Через четыре секунды (он не считал, нет) Панз его обнимает так крепко, что броня неприятно врезается в кожу. Но Дрим не отстраняется. Не хочет — внезапно обнаруживает он для себя. Становится... тепло. Дрим закрывает глаза и дрожащими руками наконец отвечает на объятия. Он аккуратно и медленно кладёт Панзу на спину свои руки и проводит пальцами по приятной на ощупь ткани толстовки. Что-то глубоко тоскливое шевелится в груди, и Дрим, судорожно вдохнув колючий от мороза воздух, утыкается Панзу в шею.
Тепло. Так тепло.
— Дрим?
Панз отстраняется, и Дрим еле сдерживает позыв утянуть того обратно к себе. Тепло уменьшается. Руки Панза скользят по предплечьям Дрима и останавливаются у него на ладонях. Их пальцы неловко переплетаются, и Дрим ненадолго задерживает на этом своё внимание, прежде чем заглянуть Панзу в глаза. Они у него голубые. Лазурные даже, и такие нежные и беспокойные. Дрим цепляется мысленно за его образ: за то, как Панз хмурится, как подрагивают тревожно его пальцы, за его бледную фигуру и громоздкое золото.
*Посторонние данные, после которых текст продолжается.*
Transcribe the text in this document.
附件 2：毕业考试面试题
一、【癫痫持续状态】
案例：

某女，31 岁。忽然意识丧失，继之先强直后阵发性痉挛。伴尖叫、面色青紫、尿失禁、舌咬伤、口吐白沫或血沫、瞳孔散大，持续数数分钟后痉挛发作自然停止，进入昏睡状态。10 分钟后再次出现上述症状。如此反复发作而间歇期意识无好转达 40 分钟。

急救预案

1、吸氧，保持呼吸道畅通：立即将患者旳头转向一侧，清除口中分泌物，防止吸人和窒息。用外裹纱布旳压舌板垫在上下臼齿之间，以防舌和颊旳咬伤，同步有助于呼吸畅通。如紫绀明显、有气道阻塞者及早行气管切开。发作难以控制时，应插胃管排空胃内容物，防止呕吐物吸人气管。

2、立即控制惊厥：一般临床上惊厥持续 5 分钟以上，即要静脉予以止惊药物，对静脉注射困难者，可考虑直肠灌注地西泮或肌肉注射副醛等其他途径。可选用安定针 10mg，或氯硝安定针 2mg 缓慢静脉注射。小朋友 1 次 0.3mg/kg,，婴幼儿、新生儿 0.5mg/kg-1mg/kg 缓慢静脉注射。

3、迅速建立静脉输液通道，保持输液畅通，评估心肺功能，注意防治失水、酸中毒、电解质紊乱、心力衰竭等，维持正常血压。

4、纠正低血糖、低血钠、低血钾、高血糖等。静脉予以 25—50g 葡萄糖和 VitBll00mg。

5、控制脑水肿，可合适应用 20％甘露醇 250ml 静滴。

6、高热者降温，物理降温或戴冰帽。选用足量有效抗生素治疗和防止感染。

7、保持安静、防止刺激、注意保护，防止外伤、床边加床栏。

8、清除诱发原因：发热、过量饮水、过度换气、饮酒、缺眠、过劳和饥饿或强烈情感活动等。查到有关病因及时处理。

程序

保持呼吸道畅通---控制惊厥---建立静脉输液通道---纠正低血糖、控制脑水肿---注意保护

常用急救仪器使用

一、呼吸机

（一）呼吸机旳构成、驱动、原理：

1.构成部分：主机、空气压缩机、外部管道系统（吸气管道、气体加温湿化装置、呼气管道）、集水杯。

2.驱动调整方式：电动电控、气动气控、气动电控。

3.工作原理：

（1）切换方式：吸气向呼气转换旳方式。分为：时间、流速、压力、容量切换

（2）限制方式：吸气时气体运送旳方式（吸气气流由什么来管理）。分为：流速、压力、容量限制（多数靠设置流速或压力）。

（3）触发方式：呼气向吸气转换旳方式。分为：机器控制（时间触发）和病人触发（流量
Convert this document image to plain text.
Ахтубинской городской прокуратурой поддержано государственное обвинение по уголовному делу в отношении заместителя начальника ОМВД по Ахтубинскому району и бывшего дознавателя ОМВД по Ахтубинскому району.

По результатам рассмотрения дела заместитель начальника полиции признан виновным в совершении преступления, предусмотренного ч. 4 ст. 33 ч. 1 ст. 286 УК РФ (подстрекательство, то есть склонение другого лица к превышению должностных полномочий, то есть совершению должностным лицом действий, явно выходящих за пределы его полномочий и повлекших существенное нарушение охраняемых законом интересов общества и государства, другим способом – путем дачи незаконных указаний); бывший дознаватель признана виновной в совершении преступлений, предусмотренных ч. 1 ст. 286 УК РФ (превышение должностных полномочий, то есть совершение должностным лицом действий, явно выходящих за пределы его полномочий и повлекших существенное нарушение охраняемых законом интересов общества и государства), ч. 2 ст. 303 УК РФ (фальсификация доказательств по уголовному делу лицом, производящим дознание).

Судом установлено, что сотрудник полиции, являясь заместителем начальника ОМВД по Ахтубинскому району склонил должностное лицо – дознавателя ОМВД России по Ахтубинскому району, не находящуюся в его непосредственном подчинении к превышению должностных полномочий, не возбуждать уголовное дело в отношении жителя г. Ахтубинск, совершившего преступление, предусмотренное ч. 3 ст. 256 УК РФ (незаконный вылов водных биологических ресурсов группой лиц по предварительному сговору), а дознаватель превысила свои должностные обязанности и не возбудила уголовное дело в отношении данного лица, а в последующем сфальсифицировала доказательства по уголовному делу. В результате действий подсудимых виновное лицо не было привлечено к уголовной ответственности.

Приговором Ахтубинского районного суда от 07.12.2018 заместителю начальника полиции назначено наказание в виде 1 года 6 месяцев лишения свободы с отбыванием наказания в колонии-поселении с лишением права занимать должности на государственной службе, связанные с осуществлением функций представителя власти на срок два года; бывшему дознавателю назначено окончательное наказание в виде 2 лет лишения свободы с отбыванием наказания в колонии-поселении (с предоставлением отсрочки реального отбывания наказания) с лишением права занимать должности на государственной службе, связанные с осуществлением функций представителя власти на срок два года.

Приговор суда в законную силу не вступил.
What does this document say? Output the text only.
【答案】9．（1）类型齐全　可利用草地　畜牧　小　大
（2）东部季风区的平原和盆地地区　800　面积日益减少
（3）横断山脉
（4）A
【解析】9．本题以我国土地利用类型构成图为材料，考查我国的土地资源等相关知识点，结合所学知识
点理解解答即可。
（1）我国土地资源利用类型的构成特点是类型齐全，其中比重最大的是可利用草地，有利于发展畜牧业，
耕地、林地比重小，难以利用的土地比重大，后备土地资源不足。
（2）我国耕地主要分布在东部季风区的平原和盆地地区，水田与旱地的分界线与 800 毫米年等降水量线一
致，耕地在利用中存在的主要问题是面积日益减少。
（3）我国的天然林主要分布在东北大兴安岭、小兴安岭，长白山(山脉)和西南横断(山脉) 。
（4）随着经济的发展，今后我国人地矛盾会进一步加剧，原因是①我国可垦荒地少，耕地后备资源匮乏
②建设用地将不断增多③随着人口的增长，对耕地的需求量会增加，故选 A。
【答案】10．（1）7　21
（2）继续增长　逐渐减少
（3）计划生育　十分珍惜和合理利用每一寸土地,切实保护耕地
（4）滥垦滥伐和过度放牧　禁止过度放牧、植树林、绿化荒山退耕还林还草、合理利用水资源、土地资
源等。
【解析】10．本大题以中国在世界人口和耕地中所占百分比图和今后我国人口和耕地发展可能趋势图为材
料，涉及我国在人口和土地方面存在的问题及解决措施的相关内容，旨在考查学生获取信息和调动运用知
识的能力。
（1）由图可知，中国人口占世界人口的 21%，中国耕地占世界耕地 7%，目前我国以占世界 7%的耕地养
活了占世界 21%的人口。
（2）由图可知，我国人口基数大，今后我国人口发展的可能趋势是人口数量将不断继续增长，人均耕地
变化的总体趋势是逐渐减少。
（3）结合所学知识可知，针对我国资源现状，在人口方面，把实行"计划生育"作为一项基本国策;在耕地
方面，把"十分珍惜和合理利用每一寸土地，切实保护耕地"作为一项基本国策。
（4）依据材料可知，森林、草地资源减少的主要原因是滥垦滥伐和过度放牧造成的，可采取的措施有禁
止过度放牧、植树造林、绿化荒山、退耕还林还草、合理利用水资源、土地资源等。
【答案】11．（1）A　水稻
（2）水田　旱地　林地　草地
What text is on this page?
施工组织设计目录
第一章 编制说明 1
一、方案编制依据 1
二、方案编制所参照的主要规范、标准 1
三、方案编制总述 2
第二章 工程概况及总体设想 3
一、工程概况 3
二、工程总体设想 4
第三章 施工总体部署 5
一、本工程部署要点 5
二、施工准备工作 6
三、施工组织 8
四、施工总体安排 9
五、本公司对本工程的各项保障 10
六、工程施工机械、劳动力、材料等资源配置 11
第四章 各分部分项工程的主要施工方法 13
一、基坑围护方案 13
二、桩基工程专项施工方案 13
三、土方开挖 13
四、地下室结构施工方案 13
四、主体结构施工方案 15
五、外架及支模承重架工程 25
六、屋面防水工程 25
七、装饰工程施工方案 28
Склизкий ком в горле лишь на мгновение, но растворяется.
— Ты здесь, — с огромным усилием выходит из Дрима сдавленно и хрипло.
Ноги коченеют. Он их не чувствует.
— Где же мне ещё быть, — Панз нервно ухмыляется, его глаза бегают по худощавой фигуре Дрима, а брови мягко хмурятся в замешательстве.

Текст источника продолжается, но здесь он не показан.